Overcoming AI Implementation Challenges at the University of Michigan Health System – Healthcare AI Pioneers
Jesse chats with Dr. Andrew Wong, Research Fellow at the National Clinician Scholars Program Institute at the University of Michigan Institute for Healthcare Policy and Innovation and Clinical Instructor in the Department of Internal Medicine at the University of Michigan, and Dr. Mike Burns, Associate Professor of Anesthesiology and Associate Chief Medical Information Officer for AI at the University of Michigan. Together, they discuss what led Michigan to report on the underperformance of Epic’s sepsis prediction model, considerations for health systems as they look to set up a structure for AI governance, market diversity and competition in today’s clinical AI sector, the University of Michigan Health System’s AI workflow from model output to clinician decision support to measurable patient benefit, how model implementation can influence workflow, thresholds for healthcare AI models and acceptable trade-offs for clinicians, guardrails to prevent harm and what to monitor after go-live, and much more.
Headline
OpenAI publishes wish list for healthcare AI.
Resource Link
American Hospital Association releases a list of resources on AI and machine learning.
About Our Guests
Dr. Andrew Wong

Dr. Andrew Wong is a Research Fellow at the National Clinician Scholars Program Institute at the University of Michigan Institute for Healthcare Policy and Innovation and Clinical Instructor in the Department of Internal Medicine at the University of Michigan.

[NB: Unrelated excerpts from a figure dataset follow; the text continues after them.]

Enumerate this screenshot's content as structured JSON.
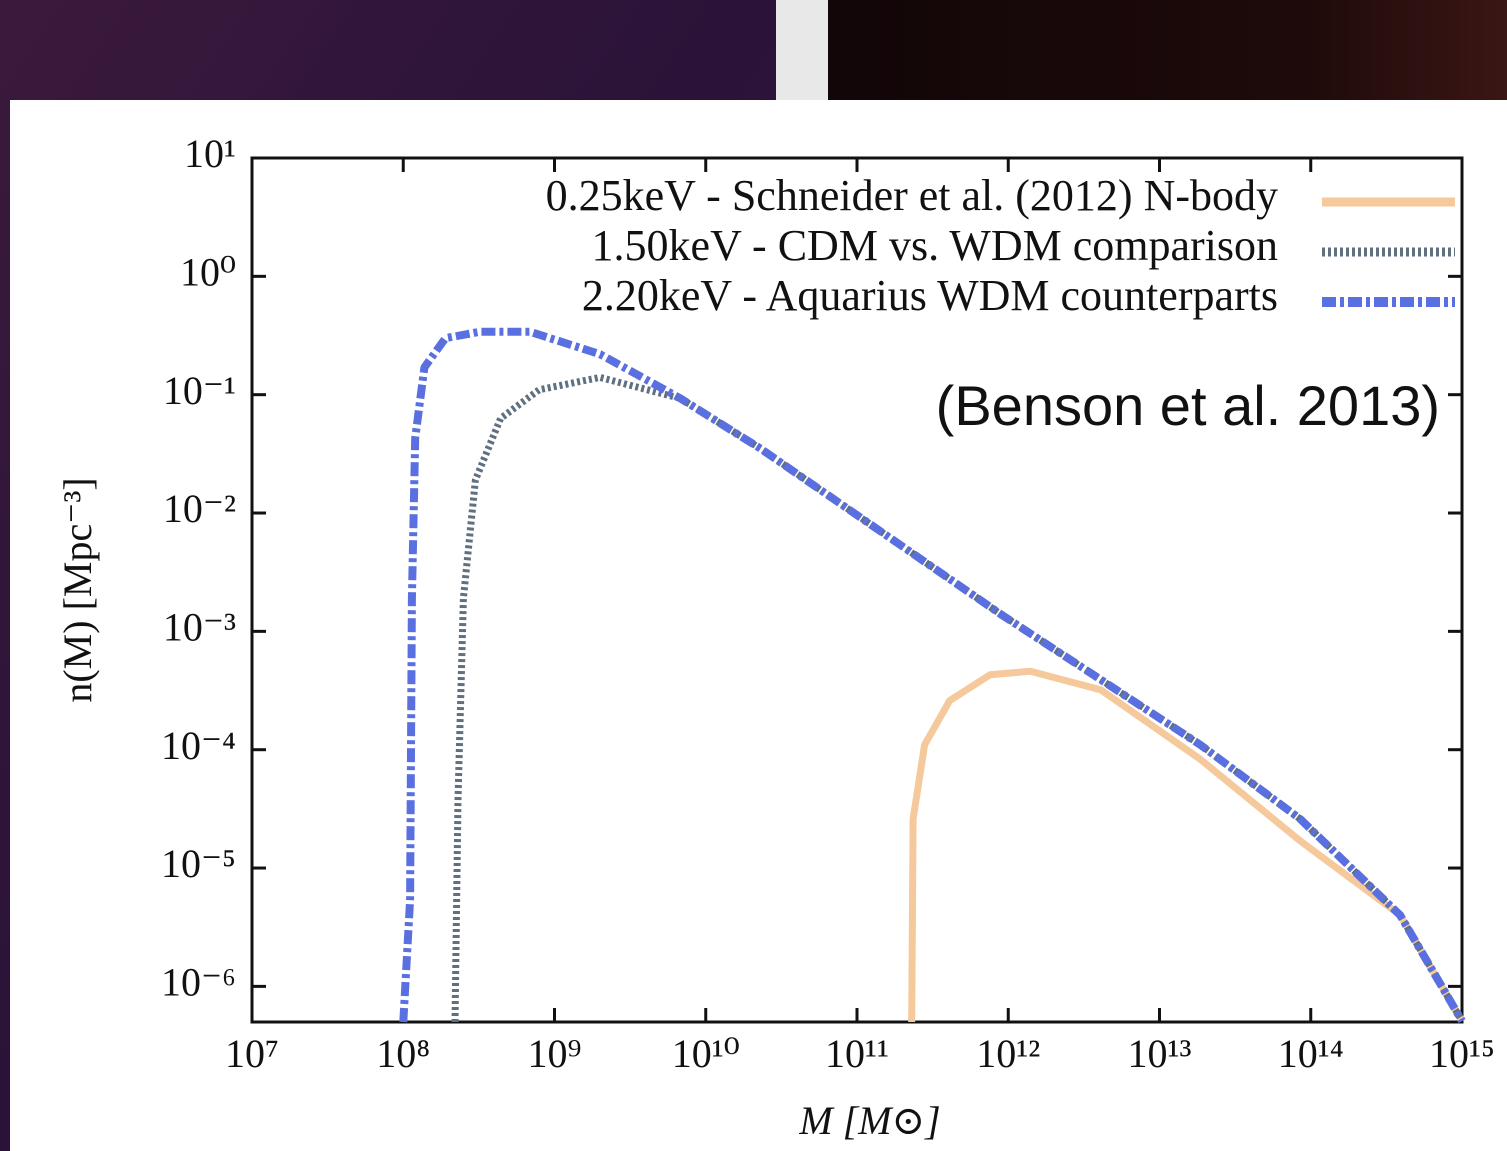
{
  "chart_data": {
    "type": "line",
    "xlabel": "M [M⊙]",
    "ylabel": "n(M) [Mpc⁻³]",
    "annotation": "(Benson et al. 2013)",
    "xscale": "log",
    "yscale": "log",
    "xlim": [
      10000000.0,
      1000000000000000.0
    ],
    "ylim": [
      5e-07,
      10
    ],
    "xticks": [
      {
        "value": 10000000.0,
        "label": "10⁷"
      },
      {
        "value": 100000000.0,
        "label": "10⁸"
      },
      {
        "value": 1000000000.0,
        "label": "10⁹"
      },
      {
        "value": 10000000000.0,
        "label": "10¹⁰"
      },
      {
        "value": 100000000000.0,
        "label": "10¹¹"
      },
      {
        "value": 1000000000000.0,
        "label": "10¹²"
      },
      {
        "value": 10000000000000.0,
        "label": "10¹³"
      },
      {
        "value": 100000000000000.0,
        "label": "10¹⁴"
      },
      {
        "value": 1000000000000000.0,
        "label": "10¹⁵"
      }
    ],
    "yticks": [
      {
        "value": 10,
        "label": "10¹"
      },
      {
        "value": 1,
        "label": "10⁰"
      },
      {
        "value": 0.1,
        "label": "10⁻¹"
      },
      {
        "value": 0.01,
        "label": "10⁻²"
      },
      {
        "value": 0.001,
        "label": "10⁻³"
      },
      {
        "value": 0.0001,
        "label": "10⁻⁴"
      },
      {
        "value": 1e-05,
        "label": "10⁻⁵"
      },
      {
        "value": 1e-06,
        "label": "10⁻⁶"
      }
    ],
    "legend": "upper right",
    "series": [
      {
        "name": "0.25keV - Schneider et al. (2012) N-body",
        "color": "#f5c99b",
        "line_style": "solid",
        "x": [
          230000000000.0,
          235000000000.0,
          280000000000.0,
          410000000000.0,
          760000000000.0,
          1400000000000.0,
          4100000000000.0,
          18600000000000.0,
          85000000000000.0,
          390000000000000.0,
          1000000000000000.0
        ],
        "values": [
          5e-07,
          2.6e-05,
          0.00011,
          0.00026,
          0.00043,
          0.00046,
          0.00032,
          8.3e-05,
          1.7e-05,
          4e-06,
          5.1e-07
        ]
      },
      {
        "name": "1.50keV - CDM vs. WDM comparison",
        "color": "#5f7080",
        "line_style": "dotted",
        "x": [
          220000000.0,
          230000000.0,
          250000000.0,
          300000000.0,
          440000000.0,
          790000000.0,
          2000000000.0,
          6800000000.0,
          23000000000.0,
          890000000000.0,
          18600000000000.0,
          85000000000000.0,
          390000000000000.0,
          1000000000000000.0
        ],
        "values": [
          5e-07,
          3.8e-05,
          0.0019,
          0.019,
          0.063,
          0.11,
          0.14,
          0.093,
          0.035,
          0.0014,
          0.00011,
          2.6e-05,
          4e-06,
          5.1e-07
        ]
      },
      {
        "name": "2.20keV - Aquarius WDM counterparts",
        "color": "#5b70e0",
        "line_style": "dashdot",
        "x": [
          100000000.0,
          111000000.0,
          114000000.0,
          120000000.0,
          138000000.0,
          190000000.0,
          320000000.0,
          690000000.0,
          2000000000.0,
          6800000000.0,
          23000000000.0,
          890000000000.0,
          18600000000000.0,
          85000000000000.0,
          390000000000000.0,
          1000000000000000.0
        ],
        "values": [
          5e-07,
          5.4e-06,
          0.0019,
          0.043,
          0.17,
          0.3,
          0.34,
          0.34,
          0.22,
          0.093,
          0.035,
          0.0014,
          0.00011,
          2.6e-05,
          4e-06,
          5.1e-07
        ]
      }
    ]
  }
}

Dr. Wong’s research applies AI and machine learning to solve problems in clinical practice, hospital operations, and medical education. His expertise in the development and validation of provider-facing AI tools to aid in clinical diagnosis and prognostication has been applied to sepsis prediction, delirium prevention, antibiotic stewardship, and more. His focus in post-implementation AI governance has sought to safely integrate clinical AI tools in an effective and equitable manner. His work has been nationally recognized and was recently cited in the White House Blueprint for an AI Bill of Rights.
Dr. Mike Burns

Dr. Michael Burns is an Assistant Professor of Anesthesiology and serves as the Assistant Director of Informatics and Data Analytics. Within Michigan Medicine, Dr. Burns serves as the Associate Chief Medical Informatics Officer (ACMIO) of Artificial Intelligence. He is the Chair of the Clinical Intelligence Committee (CIC), providing governance and support for AI tools (prediction models, machine learning models, and artificial intelligence algorithms) associated with clinical decision systems.
He also serves as Assistant Director for Implementation Operations within Precision Health, with goals to 1) develop fundamental social, medical, computational, and engineering science; 2) translate these basic science discoveries into promising treatments that are evaluated in partnership with Michigan Medicine patients and regional health systems; and 3) evaluate and increase the public health impact of effective therapies, working with community health systems, policy makers, and payers to implement these therapies nationally.
After completing his undergraduate degrees in Chemical Engineering and Microbiology at the University of Michigan in 2003, Dr. Burns received his PhD from University of Wisconsin in 2009 in Chemical and Biological Engineering. He then completed his medical training at the Feinberg School of Medicine at Northwestern University in 2012 before residency training in Anesthesiology and fellowship in Data Analytics and Informatics at the University of Michigan. He also completed an NIH T32 research fellowship sponsored by the Department of Anesthesiology at University of Michigan.